Yesterday, for really no reason at all except for that it sounded really good, we ordered a whole funfetti, rainbow sprinkles birthday cake from Hala’s Treats. It was no one’s birthday, but likely the end of the school year and pack-out were reasons enough to have a cake on hand. About halfway through the day found Elise and I hiding in the bathroom eating cake, because we didn’t want to eat cake in front of the fasting movers.
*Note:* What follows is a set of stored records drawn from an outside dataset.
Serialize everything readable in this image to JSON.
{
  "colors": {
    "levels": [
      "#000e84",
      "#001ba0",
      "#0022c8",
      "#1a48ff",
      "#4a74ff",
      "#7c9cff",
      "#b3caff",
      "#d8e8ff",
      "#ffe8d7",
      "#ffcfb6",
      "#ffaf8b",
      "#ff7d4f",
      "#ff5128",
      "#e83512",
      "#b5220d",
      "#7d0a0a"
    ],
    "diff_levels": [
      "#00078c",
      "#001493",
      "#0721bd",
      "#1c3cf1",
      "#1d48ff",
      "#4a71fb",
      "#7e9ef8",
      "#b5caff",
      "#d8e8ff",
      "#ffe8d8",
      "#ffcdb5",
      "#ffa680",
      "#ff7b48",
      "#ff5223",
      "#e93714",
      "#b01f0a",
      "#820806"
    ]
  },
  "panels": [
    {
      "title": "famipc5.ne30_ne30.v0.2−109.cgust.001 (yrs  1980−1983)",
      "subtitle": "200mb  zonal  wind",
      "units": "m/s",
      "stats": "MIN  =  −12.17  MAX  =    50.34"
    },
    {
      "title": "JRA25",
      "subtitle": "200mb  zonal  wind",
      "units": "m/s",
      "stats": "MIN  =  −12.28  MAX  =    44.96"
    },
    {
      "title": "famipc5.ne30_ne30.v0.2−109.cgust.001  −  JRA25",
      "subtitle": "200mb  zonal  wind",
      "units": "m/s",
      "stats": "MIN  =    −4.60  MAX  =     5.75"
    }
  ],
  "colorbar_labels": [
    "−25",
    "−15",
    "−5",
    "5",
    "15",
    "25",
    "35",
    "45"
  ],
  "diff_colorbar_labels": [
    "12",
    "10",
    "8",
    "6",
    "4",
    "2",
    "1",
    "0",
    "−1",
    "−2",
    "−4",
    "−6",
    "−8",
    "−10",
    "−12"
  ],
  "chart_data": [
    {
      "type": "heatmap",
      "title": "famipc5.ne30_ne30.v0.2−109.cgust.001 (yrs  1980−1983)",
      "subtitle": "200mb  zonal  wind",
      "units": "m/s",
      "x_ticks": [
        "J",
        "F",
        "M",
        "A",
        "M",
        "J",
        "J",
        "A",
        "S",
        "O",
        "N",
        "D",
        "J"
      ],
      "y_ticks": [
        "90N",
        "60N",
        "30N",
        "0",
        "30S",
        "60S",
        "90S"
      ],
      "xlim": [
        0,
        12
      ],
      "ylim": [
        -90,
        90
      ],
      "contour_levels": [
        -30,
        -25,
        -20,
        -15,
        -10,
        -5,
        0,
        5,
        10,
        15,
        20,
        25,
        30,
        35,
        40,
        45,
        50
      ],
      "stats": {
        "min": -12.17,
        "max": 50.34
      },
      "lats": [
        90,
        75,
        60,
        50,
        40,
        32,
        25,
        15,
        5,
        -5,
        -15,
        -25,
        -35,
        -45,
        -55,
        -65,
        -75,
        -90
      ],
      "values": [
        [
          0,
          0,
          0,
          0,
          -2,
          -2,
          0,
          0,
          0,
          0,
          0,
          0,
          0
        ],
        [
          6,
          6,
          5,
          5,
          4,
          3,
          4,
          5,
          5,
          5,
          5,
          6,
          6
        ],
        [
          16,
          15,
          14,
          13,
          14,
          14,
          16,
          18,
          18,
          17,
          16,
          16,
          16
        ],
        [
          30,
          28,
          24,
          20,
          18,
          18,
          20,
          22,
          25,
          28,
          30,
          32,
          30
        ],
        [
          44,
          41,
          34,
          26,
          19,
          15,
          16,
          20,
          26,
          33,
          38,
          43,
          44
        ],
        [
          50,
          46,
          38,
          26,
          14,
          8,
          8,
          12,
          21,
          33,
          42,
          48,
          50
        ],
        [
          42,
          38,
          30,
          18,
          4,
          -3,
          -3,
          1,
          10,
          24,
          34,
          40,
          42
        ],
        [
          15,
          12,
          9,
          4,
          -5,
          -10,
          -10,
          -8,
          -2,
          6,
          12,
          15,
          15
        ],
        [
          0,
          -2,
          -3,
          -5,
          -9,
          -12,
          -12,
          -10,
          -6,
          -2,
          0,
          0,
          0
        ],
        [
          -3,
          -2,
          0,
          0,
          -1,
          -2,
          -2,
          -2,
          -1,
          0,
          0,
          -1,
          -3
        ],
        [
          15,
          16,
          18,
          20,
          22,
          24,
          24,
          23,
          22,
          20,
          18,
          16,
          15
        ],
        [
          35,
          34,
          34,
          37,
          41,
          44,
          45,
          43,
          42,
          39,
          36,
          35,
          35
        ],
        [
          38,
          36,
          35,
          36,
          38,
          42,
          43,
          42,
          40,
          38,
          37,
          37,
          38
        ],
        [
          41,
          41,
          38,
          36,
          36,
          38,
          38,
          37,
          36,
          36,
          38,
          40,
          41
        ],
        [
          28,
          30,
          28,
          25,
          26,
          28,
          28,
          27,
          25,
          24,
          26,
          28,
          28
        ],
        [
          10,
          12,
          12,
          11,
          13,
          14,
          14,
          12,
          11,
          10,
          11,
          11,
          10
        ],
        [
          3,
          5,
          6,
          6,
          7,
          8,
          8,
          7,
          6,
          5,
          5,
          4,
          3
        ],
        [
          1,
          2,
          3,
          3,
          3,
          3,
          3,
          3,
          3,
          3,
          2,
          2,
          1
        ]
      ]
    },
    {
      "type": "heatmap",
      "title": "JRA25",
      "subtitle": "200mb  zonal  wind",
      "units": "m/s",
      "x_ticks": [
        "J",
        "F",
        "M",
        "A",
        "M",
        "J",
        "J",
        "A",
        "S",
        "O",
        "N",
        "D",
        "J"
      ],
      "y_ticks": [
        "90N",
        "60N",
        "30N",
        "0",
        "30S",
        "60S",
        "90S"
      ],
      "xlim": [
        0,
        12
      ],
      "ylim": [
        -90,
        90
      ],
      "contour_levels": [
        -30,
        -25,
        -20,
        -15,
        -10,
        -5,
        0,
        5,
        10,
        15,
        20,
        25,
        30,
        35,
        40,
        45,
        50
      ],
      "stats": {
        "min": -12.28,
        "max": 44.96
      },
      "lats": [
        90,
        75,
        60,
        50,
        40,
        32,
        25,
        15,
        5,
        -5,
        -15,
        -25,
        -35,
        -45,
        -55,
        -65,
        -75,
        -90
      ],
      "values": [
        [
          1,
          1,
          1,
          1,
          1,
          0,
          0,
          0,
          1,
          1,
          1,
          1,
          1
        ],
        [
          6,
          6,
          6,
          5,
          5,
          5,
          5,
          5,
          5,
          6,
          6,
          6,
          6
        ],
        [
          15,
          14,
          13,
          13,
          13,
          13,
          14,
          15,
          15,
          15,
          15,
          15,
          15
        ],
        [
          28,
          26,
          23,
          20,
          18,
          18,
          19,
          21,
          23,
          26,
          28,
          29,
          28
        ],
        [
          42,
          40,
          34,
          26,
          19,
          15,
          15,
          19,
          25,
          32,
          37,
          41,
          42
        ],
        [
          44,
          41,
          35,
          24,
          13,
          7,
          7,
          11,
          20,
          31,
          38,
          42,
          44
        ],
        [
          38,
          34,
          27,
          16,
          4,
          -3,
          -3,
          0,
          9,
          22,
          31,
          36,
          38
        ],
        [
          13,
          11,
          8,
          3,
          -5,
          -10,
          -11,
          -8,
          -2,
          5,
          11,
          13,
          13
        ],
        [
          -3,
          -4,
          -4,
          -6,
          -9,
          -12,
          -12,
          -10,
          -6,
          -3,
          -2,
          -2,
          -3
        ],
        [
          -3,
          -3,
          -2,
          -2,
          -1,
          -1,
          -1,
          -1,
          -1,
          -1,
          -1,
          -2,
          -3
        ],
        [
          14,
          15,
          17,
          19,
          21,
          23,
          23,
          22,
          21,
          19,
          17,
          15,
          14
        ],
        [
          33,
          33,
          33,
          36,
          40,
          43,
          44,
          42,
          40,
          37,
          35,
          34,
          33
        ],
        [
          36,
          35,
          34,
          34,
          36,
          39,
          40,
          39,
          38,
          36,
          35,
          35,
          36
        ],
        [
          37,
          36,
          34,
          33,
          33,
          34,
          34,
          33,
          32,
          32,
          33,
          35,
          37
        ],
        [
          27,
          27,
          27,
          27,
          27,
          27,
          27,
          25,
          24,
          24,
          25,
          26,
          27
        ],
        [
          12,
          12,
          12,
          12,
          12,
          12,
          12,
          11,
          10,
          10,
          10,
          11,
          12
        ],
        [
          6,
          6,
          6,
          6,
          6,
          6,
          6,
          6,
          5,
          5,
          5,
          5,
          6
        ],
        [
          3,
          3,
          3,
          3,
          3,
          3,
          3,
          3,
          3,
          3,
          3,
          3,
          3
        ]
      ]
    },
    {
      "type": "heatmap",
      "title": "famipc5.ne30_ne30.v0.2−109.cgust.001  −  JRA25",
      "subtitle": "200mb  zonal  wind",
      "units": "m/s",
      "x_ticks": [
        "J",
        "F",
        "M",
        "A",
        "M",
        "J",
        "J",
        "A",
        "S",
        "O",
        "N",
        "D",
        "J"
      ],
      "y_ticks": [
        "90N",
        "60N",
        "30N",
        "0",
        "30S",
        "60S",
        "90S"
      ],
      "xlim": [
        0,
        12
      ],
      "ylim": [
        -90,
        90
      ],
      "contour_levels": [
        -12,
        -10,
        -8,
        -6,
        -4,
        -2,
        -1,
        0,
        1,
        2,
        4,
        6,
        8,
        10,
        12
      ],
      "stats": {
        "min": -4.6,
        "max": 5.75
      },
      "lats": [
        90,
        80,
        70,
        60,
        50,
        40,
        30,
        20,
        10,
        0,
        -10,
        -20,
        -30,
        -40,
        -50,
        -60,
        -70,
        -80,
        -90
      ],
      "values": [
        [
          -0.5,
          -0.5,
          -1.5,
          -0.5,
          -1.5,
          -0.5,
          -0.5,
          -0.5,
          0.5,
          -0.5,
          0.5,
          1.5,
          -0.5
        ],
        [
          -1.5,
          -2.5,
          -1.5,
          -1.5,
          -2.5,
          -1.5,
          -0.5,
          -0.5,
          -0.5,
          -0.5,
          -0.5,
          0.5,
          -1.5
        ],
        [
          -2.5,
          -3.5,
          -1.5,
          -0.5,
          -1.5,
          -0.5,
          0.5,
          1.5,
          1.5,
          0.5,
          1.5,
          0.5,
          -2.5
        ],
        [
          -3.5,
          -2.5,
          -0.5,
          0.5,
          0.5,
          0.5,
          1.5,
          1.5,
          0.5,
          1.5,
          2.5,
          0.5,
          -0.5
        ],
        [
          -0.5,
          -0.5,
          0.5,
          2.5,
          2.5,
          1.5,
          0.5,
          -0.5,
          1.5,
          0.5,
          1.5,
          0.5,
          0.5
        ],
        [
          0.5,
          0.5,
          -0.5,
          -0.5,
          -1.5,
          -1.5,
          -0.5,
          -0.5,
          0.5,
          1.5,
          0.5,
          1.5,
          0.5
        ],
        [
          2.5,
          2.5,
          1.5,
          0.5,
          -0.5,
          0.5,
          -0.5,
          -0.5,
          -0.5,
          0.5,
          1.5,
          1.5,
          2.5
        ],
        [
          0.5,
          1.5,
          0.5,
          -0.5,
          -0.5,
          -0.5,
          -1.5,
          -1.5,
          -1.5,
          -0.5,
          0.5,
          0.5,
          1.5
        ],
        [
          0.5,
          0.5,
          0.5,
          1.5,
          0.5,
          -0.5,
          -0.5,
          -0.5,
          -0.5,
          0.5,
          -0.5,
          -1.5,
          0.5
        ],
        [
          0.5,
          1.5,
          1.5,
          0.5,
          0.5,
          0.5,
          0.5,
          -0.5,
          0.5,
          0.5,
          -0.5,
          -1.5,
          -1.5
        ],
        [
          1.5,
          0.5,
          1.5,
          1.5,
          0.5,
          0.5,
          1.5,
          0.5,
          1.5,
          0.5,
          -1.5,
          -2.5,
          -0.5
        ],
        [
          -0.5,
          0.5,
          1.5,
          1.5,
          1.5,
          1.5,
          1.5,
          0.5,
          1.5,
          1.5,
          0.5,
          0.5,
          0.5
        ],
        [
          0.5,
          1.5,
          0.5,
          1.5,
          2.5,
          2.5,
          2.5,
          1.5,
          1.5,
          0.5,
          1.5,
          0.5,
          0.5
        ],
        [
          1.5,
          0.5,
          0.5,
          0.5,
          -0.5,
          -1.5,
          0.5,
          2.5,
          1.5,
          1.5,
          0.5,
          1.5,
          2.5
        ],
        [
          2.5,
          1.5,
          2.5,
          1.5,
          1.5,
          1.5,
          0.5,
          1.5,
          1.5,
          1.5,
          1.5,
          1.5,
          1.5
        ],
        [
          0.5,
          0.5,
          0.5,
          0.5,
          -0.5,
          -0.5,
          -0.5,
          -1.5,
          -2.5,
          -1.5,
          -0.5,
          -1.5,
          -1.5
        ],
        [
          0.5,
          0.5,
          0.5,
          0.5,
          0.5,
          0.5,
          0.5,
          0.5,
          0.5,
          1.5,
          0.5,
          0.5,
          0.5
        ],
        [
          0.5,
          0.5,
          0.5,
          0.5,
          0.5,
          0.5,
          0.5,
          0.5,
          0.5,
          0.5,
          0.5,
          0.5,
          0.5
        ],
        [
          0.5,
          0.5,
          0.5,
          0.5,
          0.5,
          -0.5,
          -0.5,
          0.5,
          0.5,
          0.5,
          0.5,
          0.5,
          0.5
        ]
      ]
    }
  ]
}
Because it’s Ramadan, the packers only work until 2:00, but since they are fasting, they work nonstop and almost finish the whole house. When the kids get home from school, we allow them to abscond themselves in the one room we cleared completely and marked “Do Not Pack” with a yellow Post-It note and play video games on the iPad, something we call iPad time which is an extremely rare treat. But the iPad wasn’t fully charged and soon died, sending the two boys into an emotional tailspin. They became surly and unpleasant and neither Elise nor I knew if they were hungry, were emotionally burnt out from the last few days of school and preparing to leave Jordan, or suffering some sort of withdrawal from the iPad. The screen sometimes has the same effect as crack cocaine on their developing brains. What Elise and I did agree on was it would have been more unusual had they not been surly and unpleasant given all that was going on around them.
And then — in the middle of it all — we got our housing assignment in Colombo!
Elise and Clementine escaped for some pool time and green apple slushies. I couldn’t convince Peter and Sam to go. They stayed home to watch nature shows. There is something equally grounding in hearing a Brit narrate a documentary on caterpillars and toucans.